It is easy to think that owning shares in Amazon (NASDAQ: AMZN) has always been a lucrative choice. Indeed, Amazon stock has soared 777% over the past decade. But, like any share, its price can go down as well as up. In the past couple of months, for example, the share price has dropped by over a fifth.
Step back even further, to the dotcom boom in 2000, and the performance was far worse. From early 2000, Amazon stock plummeted 90% by the next year. Long-term investors who held their nerve have been handsomely rewarded though.
Amazon shares could be bought for 30c each following the September 2001 US terrorist attacks. The price has risen 63,400% since then.
So could the recent fall offer me an attractive buying opportunity for my portfolio?
Going from strength to strength
The dotcom boom was a quarter of a century ago and Amazon has evolved massively since then. It has gone from being a fledgling business in an emerging industry to one that last year turned over $638bn – and made over a billion dollars a week on average in net income.

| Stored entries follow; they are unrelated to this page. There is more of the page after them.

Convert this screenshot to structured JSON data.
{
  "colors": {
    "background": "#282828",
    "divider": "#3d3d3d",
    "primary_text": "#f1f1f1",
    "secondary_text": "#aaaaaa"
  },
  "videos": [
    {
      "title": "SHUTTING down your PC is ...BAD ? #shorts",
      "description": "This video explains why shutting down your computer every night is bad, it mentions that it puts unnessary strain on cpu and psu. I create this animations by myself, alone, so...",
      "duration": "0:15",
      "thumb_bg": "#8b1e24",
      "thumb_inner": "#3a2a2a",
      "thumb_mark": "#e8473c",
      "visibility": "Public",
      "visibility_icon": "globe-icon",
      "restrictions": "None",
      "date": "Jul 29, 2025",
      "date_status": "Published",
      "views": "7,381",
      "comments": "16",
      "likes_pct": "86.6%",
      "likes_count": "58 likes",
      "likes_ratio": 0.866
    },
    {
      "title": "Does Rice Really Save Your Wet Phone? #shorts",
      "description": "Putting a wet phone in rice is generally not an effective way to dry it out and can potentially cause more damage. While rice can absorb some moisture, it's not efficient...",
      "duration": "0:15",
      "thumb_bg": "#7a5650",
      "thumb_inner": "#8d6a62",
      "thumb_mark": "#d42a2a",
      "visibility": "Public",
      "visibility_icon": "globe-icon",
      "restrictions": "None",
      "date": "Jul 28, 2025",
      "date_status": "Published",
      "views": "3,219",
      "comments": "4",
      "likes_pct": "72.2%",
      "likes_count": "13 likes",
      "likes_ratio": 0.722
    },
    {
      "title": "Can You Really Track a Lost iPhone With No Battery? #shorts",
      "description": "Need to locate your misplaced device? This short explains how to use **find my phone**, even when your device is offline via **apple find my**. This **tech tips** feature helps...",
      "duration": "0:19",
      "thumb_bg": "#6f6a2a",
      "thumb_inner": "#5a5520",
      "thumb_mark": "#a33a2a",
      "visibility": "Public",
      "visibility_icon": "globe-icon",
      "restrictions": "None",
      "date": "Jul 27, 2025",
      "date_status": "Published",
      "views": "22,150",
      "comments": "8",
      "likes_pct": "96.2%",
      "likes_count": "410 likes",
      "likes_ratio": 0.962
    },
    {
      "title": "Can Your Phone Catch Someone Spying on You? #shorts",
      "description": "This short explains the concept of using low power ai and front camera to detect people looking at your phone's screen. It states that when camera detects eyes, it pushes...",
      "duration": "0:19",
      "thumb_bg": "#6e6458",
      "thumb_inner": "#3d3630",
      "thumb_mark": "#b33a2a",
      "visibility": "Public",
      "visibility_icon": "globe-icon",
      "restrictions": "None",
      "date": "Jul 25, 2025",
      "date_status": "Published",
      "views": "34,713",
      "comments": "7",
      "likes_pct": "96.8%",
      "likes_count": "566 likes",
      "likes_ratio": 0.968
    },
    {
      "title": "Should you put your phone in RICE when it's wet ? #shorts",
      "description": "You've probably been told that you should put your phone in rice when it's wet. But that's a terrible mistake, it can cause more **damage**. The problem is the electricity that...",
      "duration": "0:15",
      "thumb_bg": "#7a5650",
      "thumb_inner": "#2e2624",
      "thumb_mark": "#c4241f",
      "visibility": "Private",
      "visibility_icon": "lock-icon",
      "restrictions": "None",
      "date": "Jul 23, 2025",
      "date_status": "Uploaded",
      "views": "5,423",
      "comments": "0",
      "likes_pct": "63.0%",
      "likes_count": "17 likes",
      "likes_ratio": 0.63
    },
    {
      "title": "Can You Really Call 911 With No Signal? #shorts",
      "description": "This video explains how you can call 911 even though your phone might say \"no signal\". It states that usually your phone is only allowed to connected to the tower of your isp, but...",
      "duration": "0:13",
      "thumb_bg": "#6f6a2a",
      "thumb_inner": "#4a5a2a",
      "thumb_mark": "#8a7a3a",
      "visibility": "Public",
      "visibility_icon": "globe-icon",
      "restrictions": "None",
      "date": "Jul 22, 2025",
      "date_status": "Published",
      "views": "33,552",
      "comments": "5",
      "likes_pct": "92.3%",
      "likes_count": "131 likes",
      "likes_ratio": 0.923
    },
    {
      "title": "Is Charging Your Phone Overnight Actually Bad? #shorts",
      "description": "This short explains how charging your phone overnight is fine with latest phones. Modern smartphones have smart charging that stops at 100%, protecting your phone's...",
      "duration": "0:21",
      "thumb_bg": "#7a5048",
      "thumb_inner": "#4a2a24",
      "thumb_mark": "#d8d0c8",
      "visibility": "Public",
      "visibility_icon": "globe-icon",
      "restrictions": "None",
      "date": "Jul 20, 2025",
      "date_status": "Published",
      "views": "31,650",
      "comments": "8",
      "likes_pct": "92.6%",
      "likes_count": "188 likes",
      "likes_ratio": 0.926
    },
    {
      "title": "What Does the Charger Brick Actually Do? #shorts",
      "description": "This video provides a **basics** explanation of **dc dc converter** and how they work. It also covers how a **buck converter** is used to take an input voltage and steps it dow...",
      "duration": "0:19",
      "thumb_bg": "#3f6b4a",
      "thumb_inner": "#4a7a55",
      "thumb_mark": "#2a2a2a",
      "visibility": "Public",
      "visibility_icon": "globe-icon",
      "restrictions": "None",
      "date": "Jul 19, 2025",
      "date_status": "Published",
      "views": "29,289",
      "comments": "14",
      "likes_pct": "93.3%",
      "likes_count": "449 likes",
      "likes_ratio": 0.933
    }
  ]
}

Over that period, it has also refined its business model enormously, from running its own air freight fleet to becoming a key cloud services provider globally.
In some ways though, I think the current market turbulence has some similarities to the tech crash of 2000. Excitement about artificial intelligence (AI) in particular has pushed some tech valuations to a high point — and they have now come crashing back down to earth.
Not a clear-cut bargain
What, then, about Amazon stock specifically? It currently trades on a price-to-earnings (P/E) ratio of 34. I do not think that is cheap.
For Amazon stock to surge another 777% over the next decade, the prospective P/E ratio (using current earnings) would be just under 300. That is the sort of crazy high valuation that brings to mind the dotcom boom (or Palantir, which currently has a P/E ratio over twice as high at 616).
But there is reason to believe that Amazon can grow its earnings per share strongly in years to come, just as it has in the past. At $5.66 last year, they were 383% higher than they had been five years previously.
Amazon benefits from what is known as a network effect. The more that customers use its site, the more useful it becomes to them and other customers due to a greater depth of reviews, economies of scale and customer understanding. That helps the company’s profit margins. Meanwhile, it continues to expand aggressively into areas including cloud services.
Based on its long-term potential then, I think the current Amazon stock price could ultimately turn out to be a bargain.
Not investing just yet
Still, a P/E ratio of 34 is higher than I am typically comfortable with when investing. Amazon’s complex international supply chains mean that US tariff uncertainty is a significant risk to future earnings. We do not know how long that may go on for.
So I would be more comfortable investing at a lower P/E ratio or with a clearer risk environment that hopefully will emerge in coming months. For now, I have the company on my wishlist, but not my shopping list.